Ga(NO₃)₃ inhibits intracellular growth of clinical isolate MC2638 at higher concentrations. THP-1 cells were transformed and infected with clinical isolate MC2638 for 1 h, washed, and cultured for up to 6 days in the presence of different concentrations of Ga(NO₃)₃ as described in Materials and Methods.
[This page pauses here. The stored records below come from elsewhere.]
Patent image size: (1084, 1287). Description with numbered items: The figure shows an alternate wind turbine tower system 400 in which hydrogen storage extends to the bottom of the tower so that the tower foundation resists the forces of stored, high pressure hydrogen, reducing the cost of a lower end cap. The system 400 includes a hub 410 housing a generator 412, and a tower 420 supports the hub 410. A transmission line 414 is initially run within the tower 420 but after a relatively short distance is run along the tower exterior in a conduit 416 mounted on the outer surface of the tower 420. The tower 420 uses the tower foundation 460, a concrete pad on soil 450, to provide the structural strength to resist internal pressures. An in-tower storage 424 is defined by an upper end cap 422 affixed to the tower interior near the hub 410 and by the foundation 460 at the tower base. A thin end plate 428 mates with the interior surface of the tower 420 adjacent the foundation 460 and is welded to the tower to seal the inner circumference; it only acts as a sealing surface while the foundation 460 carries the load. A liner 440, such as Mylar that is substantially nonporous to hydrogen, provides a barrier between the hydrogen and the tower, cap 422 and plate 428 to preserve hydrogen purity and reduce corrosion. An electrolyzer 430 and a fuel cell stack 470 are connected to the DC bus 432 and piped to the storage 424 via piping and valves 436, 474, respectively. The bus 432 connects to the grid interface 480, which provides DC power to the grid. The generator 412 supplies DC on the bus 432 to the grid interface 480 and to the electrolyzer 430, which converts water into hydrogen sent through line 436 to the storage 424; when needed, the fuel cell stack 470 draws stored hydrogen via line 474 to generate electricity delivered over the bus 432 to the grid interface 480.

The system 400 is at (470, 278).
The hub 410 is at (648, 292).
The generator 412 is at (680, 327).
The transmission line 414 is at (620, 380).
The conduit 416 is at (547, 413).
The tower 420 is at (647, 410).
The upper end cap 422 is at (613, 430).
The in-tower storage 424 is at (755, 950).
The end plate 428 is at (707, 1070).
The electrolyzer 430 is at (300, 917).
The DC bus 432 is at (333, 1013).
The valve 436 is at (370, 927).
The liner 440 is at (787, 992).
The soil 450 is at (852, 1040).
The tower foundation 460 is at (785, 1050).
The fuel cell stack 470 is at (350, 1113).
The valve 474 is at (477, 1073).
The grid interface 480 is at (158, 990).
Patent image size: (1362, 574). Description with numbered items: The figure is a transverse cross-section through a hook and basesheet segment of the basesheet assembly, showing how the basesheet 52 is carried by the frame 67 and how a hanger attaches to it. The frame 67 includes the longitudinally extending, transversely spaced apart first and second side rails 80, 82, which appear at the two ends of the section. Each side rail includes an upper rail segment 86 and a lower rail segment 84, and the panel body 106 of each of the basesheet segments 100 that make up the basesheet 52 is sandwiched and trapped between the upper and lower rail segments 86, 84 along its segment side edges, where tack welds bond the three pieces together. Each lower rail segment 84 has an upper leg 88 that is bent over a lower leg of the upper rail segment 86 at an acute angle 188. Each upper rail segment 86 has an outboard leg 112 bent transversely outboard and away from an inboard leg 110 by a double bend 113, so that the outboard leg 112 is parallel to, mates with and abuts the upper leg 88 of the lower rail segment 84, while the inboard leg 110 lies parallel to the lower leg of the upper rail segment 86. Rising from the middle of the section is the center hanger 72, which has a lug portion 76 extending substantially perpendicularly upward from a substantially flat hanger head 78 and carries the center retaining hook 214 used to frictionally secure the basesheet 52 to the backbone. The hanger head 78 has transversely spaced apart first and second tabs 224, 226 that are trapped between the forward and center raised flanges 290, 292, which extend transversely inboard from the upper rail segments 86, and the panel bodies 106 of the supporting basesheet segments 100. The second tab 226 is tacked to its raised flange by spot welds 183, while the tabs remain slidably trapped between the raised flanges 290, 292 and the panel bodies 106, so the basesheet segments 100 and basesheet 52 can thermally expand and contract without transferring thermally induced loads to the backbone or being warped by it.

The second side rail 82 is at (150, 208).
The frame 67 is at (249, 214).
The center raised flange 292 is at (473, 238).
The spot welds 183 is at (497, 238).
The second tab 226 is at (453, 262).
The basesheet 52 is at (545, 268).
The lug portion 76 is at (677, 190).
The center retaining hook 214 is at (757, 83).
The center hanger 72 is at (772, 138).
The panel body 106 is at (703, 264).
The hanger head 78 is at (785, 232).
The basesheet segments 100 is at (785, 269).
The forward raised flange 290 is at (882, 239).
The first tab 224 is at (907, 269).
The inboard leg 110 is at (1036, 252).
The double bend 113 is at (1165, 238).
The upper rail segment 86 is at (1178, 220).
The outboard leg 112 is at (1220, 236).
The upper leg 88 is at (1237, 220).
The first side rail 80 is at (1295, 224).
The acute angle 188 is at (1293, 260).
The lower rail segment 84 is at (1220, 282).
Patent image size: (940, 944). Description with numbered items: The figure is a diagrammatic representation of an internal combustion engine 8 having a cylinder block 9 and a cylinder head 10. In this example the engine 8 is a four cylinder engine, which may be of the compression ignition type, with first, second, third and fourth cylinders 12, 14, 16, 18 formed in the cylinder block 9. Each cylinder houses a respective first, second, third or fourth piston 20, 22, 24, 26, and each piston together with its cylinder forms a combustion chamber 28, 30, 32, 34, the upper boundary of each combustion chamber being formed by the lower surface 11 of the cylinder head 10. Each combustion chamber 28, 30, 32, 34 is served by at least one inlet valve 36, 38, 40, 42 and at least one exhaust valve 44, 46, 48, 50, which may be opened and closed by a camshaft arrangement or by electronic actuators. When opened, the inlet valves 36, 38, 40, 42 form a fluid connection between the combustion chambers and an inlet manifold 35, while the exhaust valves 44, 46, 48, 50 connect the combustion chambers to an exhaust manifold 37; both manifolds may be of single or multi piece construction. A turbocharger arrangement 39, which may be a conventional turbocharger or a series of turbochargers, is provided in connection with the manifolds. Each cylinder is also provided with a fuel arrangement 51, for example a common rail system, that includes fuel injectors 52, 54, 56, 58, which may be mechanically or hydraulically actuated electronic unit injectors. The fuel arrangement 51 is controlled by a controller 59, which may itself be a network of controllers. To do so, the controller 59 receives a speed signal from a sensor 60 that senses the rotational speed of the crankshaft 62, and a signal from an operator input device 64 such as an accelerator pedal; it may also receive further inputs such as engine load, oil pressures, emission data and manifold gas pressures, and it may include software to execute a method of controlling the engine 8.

Ga(NO₃)₃ significantly inhibited intracellular MC2638 (**, P < 0.001) as measured by CFU counting (A) or when results were normalized to the control (B) (*, P < 0.05; n = 4 replicates). The time zero CFU count was 2.2 × 10⁴.

FIG 7

Ga-protoporphyrin inhibits intracellular growth of clinical isolate MC2638. THP-1 cells were transformed and infected with clinical isolate MC2638 for 1 h, washed, and cultured for up to 6 days in the presence of different concentrations of Ga-protoporphyrin as described in Materials and Methods. Ga-protoporphyrin significantly inhibited intracellular MC2638 (**, P < 0.001) as determined by CFU counting (A) or when data were normalized to the control (B) (*, P < 0.05; n = 4 replicates).